SGRAVI E JOBS ACT, 12 MILIARDI BUTTATI PER FARE PEGGIO DI PRIMA
NEL 2015 CREATI MENO POSTI DI LAVORO DEL 2014, ANNO DI RECESSIONE.. I POCHI CONTRATTI STABILI CRESCONO MENO DEI PRECARI
I conti si fanno alla fine. Quindi partiamo dall’inizio: “Ci sono 1,9 miliardi di sgravi nel 2015 e questo potrebbe portare fino a un milione di posti di lavoro”, che è un “numerone” ma “i primi sintomi ci sono”.
Si era di marzo — il contratto a tutele crescenti del Jobs act (cioè senza l’articolo 18) era appena partito — e il ministro del Lavoro Giuliano Poletti preannunciava le magnifiche sorti, e progressive, degli sgravi miliardari triennali (partiti a gennaio) per chi assumeva nel 2015 con contratti a tempo indeterminato.
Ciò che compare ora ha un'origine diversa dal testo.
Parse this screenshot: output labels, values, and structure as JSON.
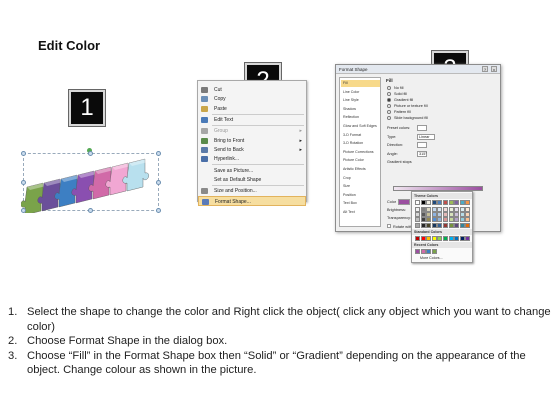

Siamo a febbraio 2016. Risultato?
La montagna di 11,7 miliardi che saranno trasferiti dalla fiscalità generale alle imprese dal 2015 al 2018 — e l’archiviazione dello Statuto dei Lavoratori — ha partorito un topolino: 135 mila posti di lavoro “stabili”.
Numero che sa di rumore statistico, reso ora assordante dalla gran cassa mediatica del pallottoliere renziano che ha accompagnato 12 mesi di spot, imprecisioni, tweet a base di #Italiacolsegnopiù, licenziando con un #ciaogufi qualunque analisi sui dati.
“Non sono semplici numeri. Ma persone, storie, famiglie”, ha spiegato il premier.
E quindi vanno analizzati attentamente (e trattati con rispetto).
Ieri l’Istat ha diffuso i dati sul mercato del lavoro a dicembre: è ora possibile tracciare un primo, provvisorio, bilancio.
Partiamo dalla fine. A dicembre, gli occupati calano dello 0,1% (-21 mila) per il crollo degli autonomi (-54 mila) solo in parte compensato dall’aumento dei dipendenti, soprattutto a tempo indeterminato (+31 mila).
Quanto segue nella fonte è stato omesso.